The Daily Pennsylvanian reported in February 2020 that, according to the school’s president, Penn did not at the time hold any direct investments in coal or tar sand corporations and committed to not doing so going forward.
Kosigi said that while there are no current plans to continue collaborating between the eight student body presidents on this issue, she is hopeful that this project will put more public pressure on the Ivy League schools to divest.
University of Pennsylvania senior and Penn Undergraduate Assembly president Mercedes Owens was the first of the student body presidents to sign the letter. She said that the other seven Ivy League study body presidents were first contacted by SSAP in mid-February in order to have the resolution ready to be released on Earth Day. Owens noted that “it takes a long time across seven [student government] boards to gain approval, especially with the different processes that exist at all the schools for how presidents can endorse things.”
Owens said that having a letter endorsed by all eight institutions’ student body presidents is unusual.
“Over my past four years, this hasn’t happened,” Owens said. “We don’t really do anything that [involves] inter-Ivy [student assembly collaboration].”
She said that she had not yet received any follow-up about the letter from the Penn administration.
Dartmouth Student Assembly president Cait McGovern ’21 said that she thought the letter made “pretty powerful points.” After McGovern signed on, the SA Senate discussed the letter during a meeting on April 25 and voted to endorse its message.
McGovern said that, while the Ivy League student body presidents do communicate with one another and occasionally sign letters involving some combination of the institutions, it is unique to have a letter that is exclusive to the Ivy League, focused on the institutions themselves and endorsed by all eight Ivy League student body presidents.
“This letter was very purposeful in terms of what exactly can our eight schools come together to do to have a positive impact,” McGovern said. “It’s not just putting our names on a letter that is asking for something in the abstract, it’s asking for something very concrete and showing the evidence for why we are asking for it.”
McGovern added that she plans to discuss the letter in upcoming SA meetings with the College administration. SA also plans to promote the letter to students over social media in the coming days, according to McGovern.
Although Harvard University has committed to reaching net-zero greenhouse emissions by 2050, Harvard junior and president of the Harvard Undergraduate Council Noah Harris believes that the institution’s promise will not address climate change quickly enough.
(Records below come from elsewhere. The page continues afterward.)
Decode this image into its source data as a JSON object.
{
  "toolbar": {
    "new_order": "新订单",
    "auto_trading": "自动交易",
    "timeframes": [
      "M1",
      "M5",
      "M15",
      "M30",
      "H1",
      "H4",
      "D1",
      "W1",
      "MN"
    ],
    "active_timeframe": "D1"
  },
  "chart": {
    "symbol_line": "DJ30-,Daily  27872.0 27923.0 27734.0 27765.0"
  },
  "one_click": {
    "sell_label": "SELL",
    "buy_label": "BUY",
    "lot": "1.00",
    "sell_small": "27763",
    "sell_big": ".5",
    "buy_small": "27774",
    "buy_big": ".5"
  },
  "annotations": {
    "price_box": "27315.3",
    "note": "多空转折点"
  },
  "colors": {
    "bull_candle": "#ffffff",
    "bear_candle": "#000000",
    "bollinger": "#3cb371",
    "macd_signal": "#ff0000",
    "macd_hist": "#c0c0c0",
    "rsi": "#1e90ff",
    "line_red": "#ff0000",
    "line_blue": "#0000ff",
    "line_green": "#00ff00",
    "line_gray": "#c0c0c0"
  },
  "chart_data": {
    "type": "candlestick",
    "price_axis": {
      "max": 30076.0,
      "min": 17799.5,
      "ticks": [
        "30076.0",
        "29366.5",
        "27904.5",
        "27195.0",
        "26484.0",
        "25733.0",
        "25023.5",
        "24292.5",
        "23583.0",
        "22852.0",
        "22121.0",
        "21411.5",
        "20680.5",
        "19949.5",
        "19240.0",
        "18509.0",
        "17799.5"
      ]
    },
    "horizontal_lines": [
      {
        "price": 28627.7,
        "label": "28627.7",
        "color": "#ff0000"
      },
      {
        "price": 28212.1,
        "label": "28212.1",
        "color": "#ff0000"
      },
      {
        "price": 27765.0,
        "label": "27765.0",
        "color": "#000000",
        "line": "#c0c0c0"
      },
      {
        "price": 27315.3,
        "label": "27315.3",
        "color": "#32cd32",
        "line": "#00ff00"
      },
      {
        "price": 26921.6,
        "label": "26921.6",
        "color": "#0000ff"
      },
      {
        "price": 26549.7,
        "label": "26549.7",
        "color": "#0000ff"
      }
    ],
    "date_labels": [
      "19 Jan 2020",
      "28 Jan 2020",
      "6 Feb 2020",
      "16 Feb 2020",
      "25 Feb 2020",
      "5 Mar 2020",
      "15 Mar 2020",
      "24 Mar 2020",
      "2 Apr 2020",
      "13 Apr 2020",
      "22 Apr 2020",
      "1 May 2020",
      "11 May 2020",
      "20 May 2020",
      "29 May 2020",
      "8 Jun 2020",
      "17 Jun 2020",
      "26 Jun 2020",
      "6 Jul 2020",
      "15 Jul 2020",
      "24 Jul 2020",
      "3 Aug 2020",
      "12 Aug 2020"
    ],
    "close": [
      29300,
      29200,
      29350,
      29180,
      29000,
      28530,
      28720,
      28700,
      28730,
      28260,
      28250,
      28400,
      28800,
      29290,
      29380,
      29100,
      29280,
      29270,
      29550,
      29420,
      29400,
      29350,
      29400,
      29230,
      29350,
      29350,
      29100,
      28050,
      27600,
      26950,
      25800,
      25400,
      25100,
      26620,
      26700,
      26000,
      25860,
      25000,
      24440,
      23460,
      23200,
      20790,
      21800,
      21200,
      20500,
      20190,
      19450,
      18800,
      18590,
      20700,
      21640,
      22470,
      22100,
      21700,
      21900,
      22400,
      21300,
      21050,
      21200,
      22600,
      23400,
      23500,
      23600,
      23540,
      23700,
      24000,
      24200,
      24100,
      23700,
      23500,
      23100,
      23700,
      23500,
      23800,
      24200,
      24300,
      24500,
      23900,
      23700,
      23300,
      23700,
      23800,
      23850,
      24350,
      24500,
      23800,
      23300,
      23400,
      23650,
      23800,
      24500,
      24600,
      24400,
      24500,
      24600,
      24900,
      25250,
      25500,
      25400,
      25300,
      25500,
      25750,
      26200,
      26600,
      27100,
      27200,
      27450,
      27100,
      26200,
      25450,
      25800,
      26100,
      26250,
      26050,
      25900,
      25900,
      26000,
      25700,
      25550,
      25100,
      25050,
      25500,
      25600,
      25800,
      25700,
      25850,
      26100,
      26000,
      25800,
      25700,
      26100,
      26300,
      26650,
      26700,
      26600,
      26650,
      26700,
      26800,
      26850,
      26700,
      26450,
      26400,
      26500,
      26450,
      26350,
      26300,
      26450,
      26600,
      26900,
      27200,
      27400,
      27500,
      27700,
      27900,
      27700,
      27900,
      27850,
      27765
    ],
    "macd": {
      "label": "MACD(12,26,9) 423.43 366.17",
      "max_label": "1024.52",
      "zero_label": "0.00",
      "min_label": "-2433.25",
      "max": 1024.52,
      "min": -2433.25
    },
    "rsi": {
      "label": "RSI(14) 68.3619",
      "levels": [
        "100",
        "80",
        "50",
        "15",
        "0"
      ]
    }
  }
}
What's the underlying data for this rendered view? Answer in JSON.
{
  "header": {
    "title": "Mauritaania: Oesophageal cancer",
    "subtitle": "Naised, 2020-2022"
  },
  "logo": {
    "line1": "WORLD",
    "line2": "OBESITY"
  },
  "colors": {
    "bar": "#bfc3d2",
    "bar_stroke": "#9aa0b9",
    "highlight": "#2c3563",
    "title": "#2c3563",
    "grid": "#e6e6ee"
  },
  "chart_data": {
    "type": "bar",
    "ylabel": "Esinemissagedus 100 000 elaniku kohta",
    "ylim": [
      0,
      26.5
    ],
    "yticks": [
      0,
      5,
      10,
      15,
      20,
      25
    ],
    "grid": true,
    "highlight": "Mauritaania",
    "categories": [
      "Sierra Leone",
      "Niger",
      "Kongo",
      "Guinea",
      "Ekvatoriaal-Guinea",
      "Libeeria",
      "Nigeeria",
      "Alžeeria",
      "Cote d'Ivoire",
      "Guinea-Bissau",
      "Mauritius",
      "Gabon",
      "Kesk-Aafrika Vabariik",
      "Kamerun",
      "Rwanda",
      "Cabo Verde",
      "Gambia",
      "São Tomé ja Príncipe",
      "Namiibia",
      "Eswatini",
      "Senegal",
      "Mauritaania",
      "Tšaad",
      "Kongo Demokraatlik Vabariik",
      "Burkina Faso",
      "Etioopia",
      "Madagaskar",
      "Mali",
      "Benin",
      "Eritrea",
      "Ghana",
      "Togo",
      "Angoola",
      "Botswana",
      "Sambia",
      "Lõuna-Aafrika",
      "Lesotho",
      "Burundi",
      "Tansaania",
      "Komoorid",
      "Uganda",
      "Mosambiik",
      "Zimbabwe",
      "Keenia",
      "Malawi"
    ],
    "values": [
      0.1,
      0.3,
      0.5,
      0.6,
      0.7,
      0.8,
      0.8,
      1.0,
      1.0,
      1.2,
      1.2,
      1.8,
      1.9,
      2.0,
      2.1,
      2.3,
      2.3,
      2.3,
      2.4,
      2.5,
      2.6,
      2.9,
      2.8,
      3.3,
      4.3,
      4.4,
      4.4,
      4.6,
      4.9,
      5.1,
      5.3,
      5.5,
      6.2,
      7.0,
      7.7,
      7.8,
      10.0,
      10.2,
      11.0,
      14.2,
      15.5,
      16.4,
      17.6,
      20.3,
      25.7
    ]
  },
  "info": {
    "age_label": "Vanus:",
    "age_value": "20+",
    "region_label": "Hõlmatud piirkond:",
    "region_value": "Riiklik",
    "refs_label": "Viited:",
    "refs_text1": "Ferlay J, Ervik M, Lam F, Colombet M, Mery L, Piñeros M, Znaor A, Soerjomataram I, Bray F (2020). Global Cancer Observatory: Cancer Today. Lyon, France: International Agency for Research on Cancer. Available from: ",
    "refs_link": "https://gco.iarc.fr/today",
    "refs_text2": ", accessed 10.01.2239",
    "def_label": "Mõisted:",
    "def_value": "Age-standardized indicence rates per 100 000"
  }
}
“From Harvard, we have had a long history of activism around divestment from fossil fuels, from private prisons…[to] a number of different things,” Harris said. “As the student body president who’s always trying to speak for the students and get behind their activism and lift their voices, I think it was kind of a no brainer [to sign].”
Princeton University junior and president of the Princeton Undergraduate Student Government Senate Christian Potter said that most of Princeton’s student government efforts focus on areas within their “sphere of control.” However, Potter chose to sign the letter after considering how divestment could “improve life… at Princeton.”
“It’s not commonplace at all for us to engage with long letters with signatories like this,” Potter said. “Our first response isn’t always to look for a national campaign; our first response is to think about the students here.”
Cornell senior and Cornell Student Assembly president Cat Huang said that Cornell’s Board of Trustees last year voted to institute a moratorium on new direct and indirect fossil fuel investments. Huang said that while the moratorium is a “success to some degree” for sustainability efforts, divestment would be a “preferable” goal.
“Instead of just pausing future investments, we want [Cornell] to actually take [their] money away from these companies that are literally bringing about the end of the world,” Huang said.
The Dartmouth Investment Office did not respond to requests for comment.